Il patron di Italvolt, Lars Carlstrom, ha tenuto a specificare che il progetto della Gigafactory italiana non è stato interrotto, anche in virtù dei finanziamenti internazionali ricevuti. Ad averlo rallentato potrebbero esserci anche costi di bonifica troppo alti per la zona di Scarmagno, nonostante i 10 milioni investiti da Italvolt per perizie e lavori vari; per questo, l’area piemontese rimane la prima scelta, nonostante sia stata avviata la ricerca di alternative; e si pensa già a una seconda Gigafactory italiana: come afferma Carlstrom, “sto pensando ad un’altra regione per una seconda fabbrica“. In tutto ciò, c’è chi dubita delle intenzioni di Italvolt, dopo che la Britishvolt, fondata sempre da Lars Carlstrom, è attualmente in fase di bancarotta. Egli si difende affermando di esserne uscito prima che venissero fatti gli investimenti che l’hanno portata al fallimento, oltre far presente di non aver usato finanziamenti pubblici per Italvolt, nonostante il suo compimento beneficerà la nazione; a tal proposito, ha aggiunto che “tra qualche settimana svelerò il nome di un grande investitore estero che vuole scommettere sulla mia Gigafactory“.

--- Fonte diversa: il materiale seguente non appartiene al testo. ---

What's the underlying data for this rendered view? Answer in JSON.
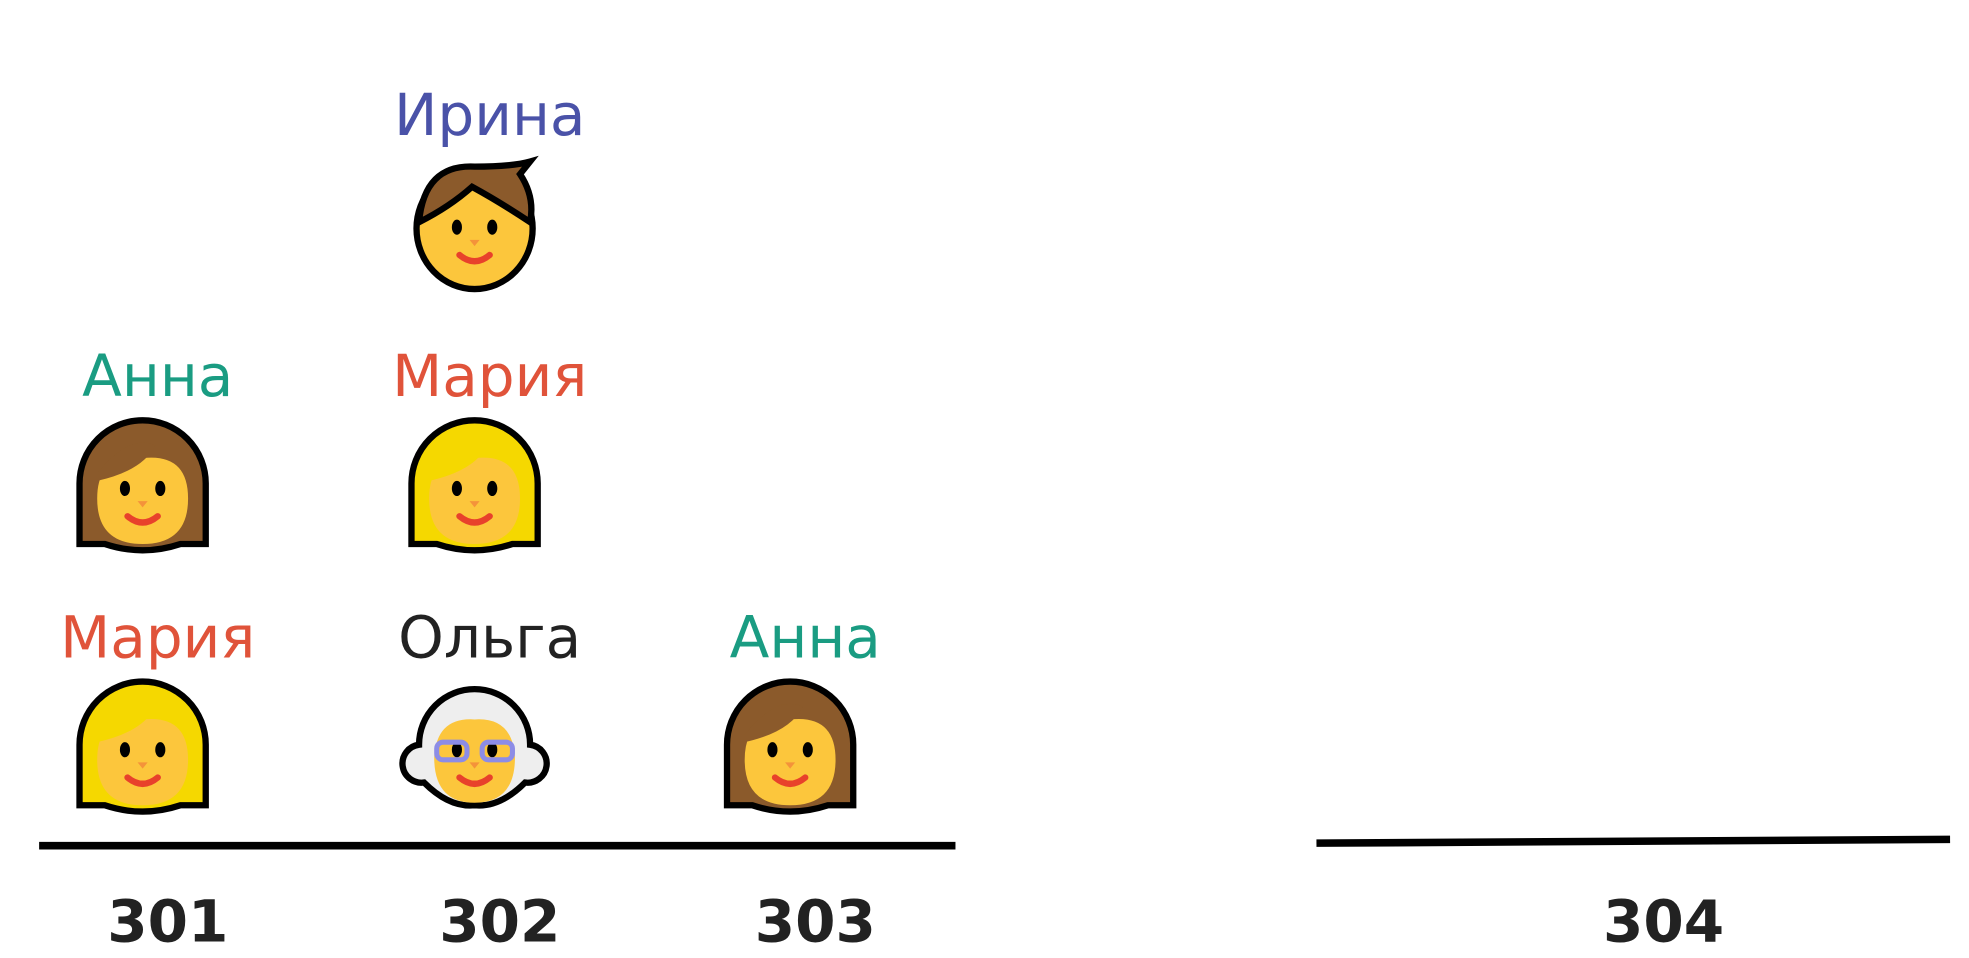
{
  "rooms": [
    {
      "label": "301",
      "people": [
        {
          "name": "Мария",
          "color": "#e0533a",
          "avatar": "blonde-woman"
        },
        {
          "name": "Анна",
          "color": "#1a9c82",
          "avatar": "brown-woman"
        }
      ]
    },
    {
      "label": "302",
      "people": [
        {
          "name": "Ольга",
          "color": "#222222",
          "avatar": "old-woman"
        },
        {
          "name": "Мария",
          "color": "#e0533a",
          "avatar": "blonde-woman"
        },
        {
          "name": "Ирина",
          "color": "#4a52a8",
          "avatar": "child"
        }
      ]
    },
    {
      "label": "303",
      "people": [
        {
          "name": "Анна",
          "color": "#1a9c82",
          "avatar": "brown-woman"
        }
      ]
    },
    {
      "label": "304",
      "people": []
    }
  ]
}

Si punta alla Sicilia | Aggiornamento 16/03

Dopo aver selezionato l’area di Scarmagno in Piemonte, il progetto Italvolt ha un’altra destinazione: Termini Imerese, cioè dall’altra parte dell’Italia in Sicilia. Il piano prevede investimenti pari a 3,5 miliardi di euro e 3 anni di tempo per costruire l’impianto in cui saranno impiegati 2.000 lavoratori, e la zona scelta sarebbe quella dell’ex area FIAT. Attualmente quest’area è di proprietà del produttore automobilistico Blutec, e sono in corso le discussioni con sindacati italiani e istituzioni locali per capire se affidarla o meno alla società di Lars Carlstrom. Come afferma Antonio Nobile di Fim Cisl, si tratta di un “progetto ambizioso che non intende attendere fondi pubblici ma partire con investimenti privati“, seppur i 5 milioni di euro previsti per la partenza venga ritenuta una “somma esigua rispetto alle previsioni finanziarie complessive“.